A banda militar toca músicas patrióticas, como o Hino Nacional e canções de celebração, e o presidente eleito tradicionalmente escolhe uma bíblia para ser usada no juramento. A escolha da bíblia é uma questão pessoal, com alguns presidentes escolhendo bíblias familiares, enquanto outros optam por bíblias históricas, como a usada por Abraham Lincoln durante sua posse, escolhida por Obama e Trump. O presidente coloca a mão esquerda sobre a bíblia e recita o texto do juramento, estipulado pela Constituição: Eu solenemente juro que executarei fielmente o cargo de Presidente dos Estados Unidos e, ao máximo de minha capacidade, preservarei, protegerei e defenderei a Constituição dos Estados Unidos”.

Embora a bíblia seja, em geral, usada nas cerimônias de posse, houve algumas exceções. John Quincy Adams (1825-1829), em 1825, fez seu juramento sobre o “Laws of the United States”, um compilado de leis estadunidenses. Franklin Pierce (1853-1857), em 1853, optou por “afirmar” seu juramento, em vez de “jurar”, não utilizou a Bíblia, devido às suas crenças religiosas, e omitiu a frase “so help me God” (“então que Deus me ajude”). Theodore Roosevelt (1901-1909) também não usou uma bíblia em sua posse de 1901, já que a cerimônia ocorreu de forma rápida e improvisada após o assassinato de William McKinley (1897-1901). Além disso, Lyndon B. Johnson (1963-1969), ao assumir a Presidência em 1963 após o assassinato de John F. Kennedy (1961-1963), fez o juramento a bordo do Air Force One, usando um livro católico de orações, já que uma bíblia não estava disponível.

Photo - Swearing in of Lyndon B. Johnson as President - LBJ Library(Arquivo) Posse de LBJ como presidente a bordo do Air Force One, ao lado de Jacqueline Kennedy (à dir.), em 22 nov. 1963 (Crédito: Biblioteca presidencial LBJ/Cecil Stoughton)
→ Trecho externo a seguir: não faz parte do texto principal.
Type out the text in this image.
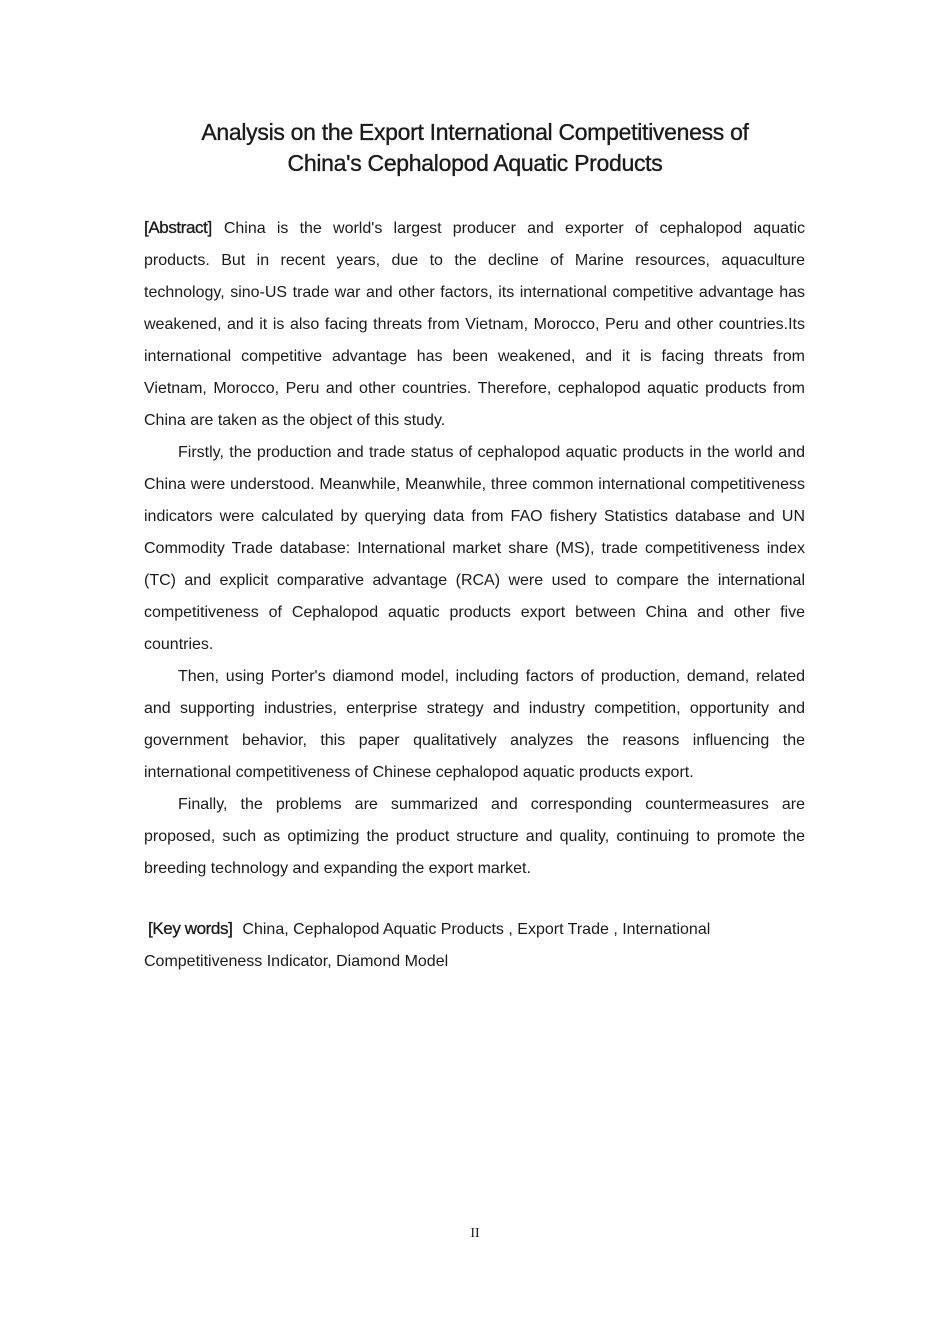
Analysis on the Export International Competitiveness of
China's Cephalopod Aquatic Products

[Abstract] China is the world's largest producer and exporter of cephalopod aquatic products. But in recent years, due to the decline of Marine resources, aquaculture technology, sino-US trade war and other factors, its international competitive advantage has weakened, and it is also facing threats from Vietnam, Morocco, Peru and other countries.Its international competitive advantage has been weakened, and it is facing threats from Vietnam, Morocco, Peru and other countries. Therefore, cephalopod aquatic products from China are taken as the object of this study.

Firstly, the production and trade status of cephalopod aquatic products in the world and China were understood. Meanwhile, Meanwhile, three common international competitiveness indicators were calculated by querying data from FAO fishery Statistics database and UN Commodity Trade database: International market share (MS), trade competitiveness index (TC) and explicit comparative advantage (RCA) were used to compare the international competitiveness of Cephalopod aquatic products export between China and other five countries.

Then, using Porter's diamond model, including factors of production, demand, related and supporting industries, enterprise strategy and industry competition, opportunity and government behavior, this paper qualitatively analyzes the reasons influencing the international competitiveness of Chinese cephalopod aquatic products export.

Finally, the problems are summarized and corresponding countermeasures are proposed, such as optimizing the product structure and quality, continuing to promote the breeding technology and expanding the export market.

[Key words] China, Cephalopod Aquatic Products , Export Trade , International Competitiveness Indicator, Diamond Model

II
Após a posse, o novo presidente faz o seu discurso inaugural, o momento em que ele define suas prioridades e tenta unir a nação sob sua liderança, conversando com seus eleitores e tentando aproximar a oposição, além de se conectar com o mundo. Os discursos variam em tom, estilo e duração. O mais curto foi o de George Washington (1789-1797) em sua segunda posse, em 1793, com apenas 135 palavras e menos de dois minutos, o mais longo foi de William Henry Harrison (1841), em 1841, com cerca de 8.500 palavras e mais de duas horas.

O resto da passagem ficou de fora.